The Witch Elm (2108)
By Tana French
Penguin/Random House,
528 pages.
★★★
Toby Hennessy has it all: education, supportive parents,
charm, good looks, a cool PR job with an avant-garde Dublin art gallery, snarky
BFFs, and a sweet girlfriend named Melissa who adores him. He's an only child,
but his first cousins Susannah and Leon are like siblings to him. Maybe.
Everyone loves Toby. Maybe. But one night he is beaten by burglars and suffers
some pretty major physical injuries, including a concussion that leaves big
memory gaps. Doctors tell him that he'll recover most of his memory. Maybe.
The Witch Elm is
about lots of maybes, as in possible scenarios based upon what is remembered
and forgotten. One thing that's for sure is that Toby isn't going to work soon.
But being the lucky guy he is, he can get away from the bad vibes of his burgled
apartment by retreating to Ivy Hall, a grand-if-dowdy suburban family home
occupied by his beloved uncle Hugo. Hugo is the prototype of an eccentric
bachelor, and he certainly indulged Toby, Su, and Leon as kids and adolescents.

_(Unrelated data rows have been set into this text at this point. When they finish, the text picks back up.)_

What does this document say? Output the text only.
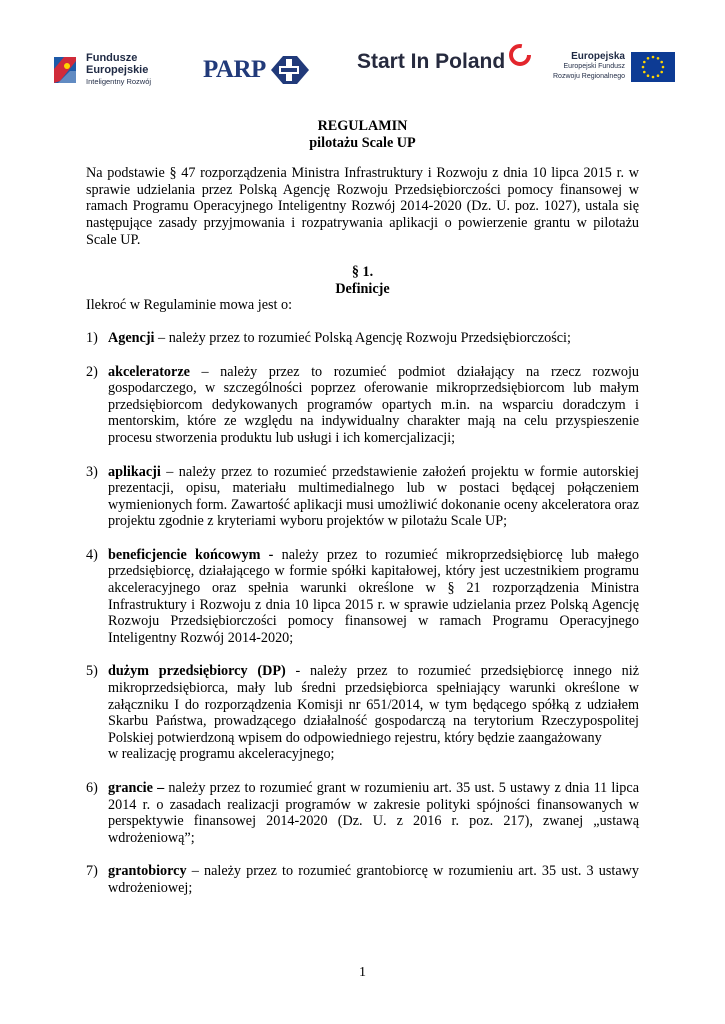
Fundusze
Europejskie
Inteligentny Rozwój PARP	Start In Poland	Europejska
Europejski Fundusz
Rozwoju Regionalnego

REGULAMIN

pilotażu Scale UP

Na podstawie § 47 rozporządzenia Ministra Infrastruktury i Rozwoju z dnia 10 lipca 2015 r. w sprawie udzielania przez Polską Agencję Rozwoju Przedsiębiorczości pomocy finansowej w ramach Programu Operacyjnego Inteligentny Rozwój 2014-2020 (Dz. U. poz. 1027), ustala się następujące zasady przyjmowania i rozpatrywania aplikacji o powierzenie grantu w pilotażu Scale UP.

§ 1.

Definicje

Ilekroć w Regulaminie mowa jest o:

1) Agencji – należy przez to rozumieć Polską Agencję Rozwoju Przedsiębiorczości;
2) akceleratorze – należy przez to rozumieć podmiot działający na rzecz rozwoju gospodarczego, w szczególności poprzez oferowanie mikroprzedsiębiorcom lub małym przedsiębiorcom dedykowanych programów opartych m.in. na wsparciu doradczym i mentorskim, które ze względu na indywidualny charakter mają na celu przyspieszenie procesu stworzenia produktu lub usługi i ich komercjalizacji;
3) aplikacji – należy przez to rozumieć przedstawienie założeń projektu w formie autorskiej prezentacji, opisu, materiału multimedialnego lub w postaci będącej połączeniem wymienionych form. Zawartość aplikacji musi umożliwić dokonanie oceny akceleratora oraz projektu zgodnie z kryteriami wyboru projektów w pilotażu Scale UP;
4) beneficjencie końcowym - należy przez to rozumieć mikroprzedsiębiorcę lub małego przedsiębiorcę, działającego w formie spółki kapitałowej, który jest uczestnikiem programu akceleracyjnego oraz spełnia warunki określone w § 21 rozporządzenia Ministra Infrastruktury i Rozwoju z dnia 10 lipca 2015 r. w sprawie udzielania przez Polską Agencję Rozwoju Przedsiębiorczości pomocy finansowej w ramach Programu Operacyjnego Inteligentny Rozwój 2014-2020;
5) dużym przedsiębiorcy (DP) - należy przez to rozumieć przedsiębiorcę innego niż mikroprzedsiębiorca, mały lub średni przedsiębiorca spełniający warunki określone w załączniku I do rozporządzenia Komisji nr 651/2014, w tym będącego spółką z udziałem Skarbu Państwa, prowadzącego działalność gospodarczą na terytorium Rzeczypospolitej Polskiej potwierdzoną wpisem do odpowiedniego rejestru, który będzie zaangażowany
w realizację programu akceleracyjnego;
6) grancie – należy przez to rozumieć grant w rozumieniu art. 35 ust. 5 ustawy z dnia 11 lipca 2014 r. o zasadach realizacji programów w zakresie polityki spójności finansowanych w perspektywie finansowej 2014-2020 (Dz. U. z 2016 r. poz. 217), zwanej „ustawą wdrożeniową”;
7) grantobiorcy – należy przez to rozumieć grantobiorcę w rozumieniu art. 35 ust. 3 ustawy wdrożeniowej;
1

The sad note is that Hugo is dying of cancer, so Toby and Melissa settle in to
help him, mostly with meals and his genealogy studies as he's a resourceful old
coot otherwise.
Things get hairy when one of Su's kids finds a human skull
while climbing in the giant wych elm* in the walled-in yard. Detectives soon
discover an entire skeleton inside a hollow section of the tree. No such luck
that it's ancient; it belongs to an old friend of Toby's named Dominic. How can
that be? Dominic allegedly committed suicide by throwing himself into the sea a
decade earlier, and Toby went to his memorial service. What ensues is like
Edgar Allen Poe's "The Telltale Heart" crossed with The Girl on the Train.
Tana French is (rightly) famous for her Irish detective
novels, but The Witch Elm focuses on
those caught up in the middle of what might be a murder investigation. Toby's
memory is muddled, but he remembers liking Dominic, though they weren't "friend friends," as he relates to
investigator Mike Rafferty. He was just another spirited guy in the pack of young
adults who hung out at Hugo's house. Except Toby's benign view of Dominic
doesn't match that of Su, Leon, Toby's friends, or others who all say he was an
absolute monster. How can Toby's memory be so different? Was he oblivious? Is
his concussion rearranging reality? Or is it PTSD for his own misdeeds?
Rafferty regards Toby as a suspect, but he's pretty sure he could never do
anything like this. But there are those memory gaps…. Maybe he should consider
that he is a murderer.
The Witch Elm is loosely
based on a real (unsolved) case from England in 1944, but it's really a mind
game novel. What it does well is precisely what Poe did: put us inside the
terrified mind of a suspect. It is not, however, up to the quality of Ms.
French's prior novels. In my view, she tried too hard to write a book relevant
to #MeToo sensibilities. It may even be a backdoor slam on men. I don't know
about Irish law, but in the United States, the any charges secured by of her
hawkshaw Rafferty would be tossed as entrapment. Rafferty comes off as a Machiavellian
bully who force-fits his inferences, but most of her male characters are
loutish and crude.
The last quarter of the book seems a parallel force-fit. Melissa
seems too to be true, as if French was using her as an archetype for female
goodness. I give French credit for tossing a curve that I did not anticipate,
but that twist ultimately rests upon acceptance of gender essentialism that I
found more troubling than a skeleton in a tree.
The good news is that even a lackluster Tana French novel is
smart, lively, provocative, and well paced. Like several of her other books,
French probes the darker side of privilege to remind us that the label
"lucky" is one too cavalierly applied. Nonetheless, The Witch Elm is a bit like its namesake
tree–a rarity. In this case, it's a novel that's merely okay rather than
spectacular.
Rob Weir
* The witch elm–also called a Scots elm–has nothing to do with
black magic. The Old English word wych
or wice means flexible in a springy
sort of way. French uses it to suggest memory is elastic.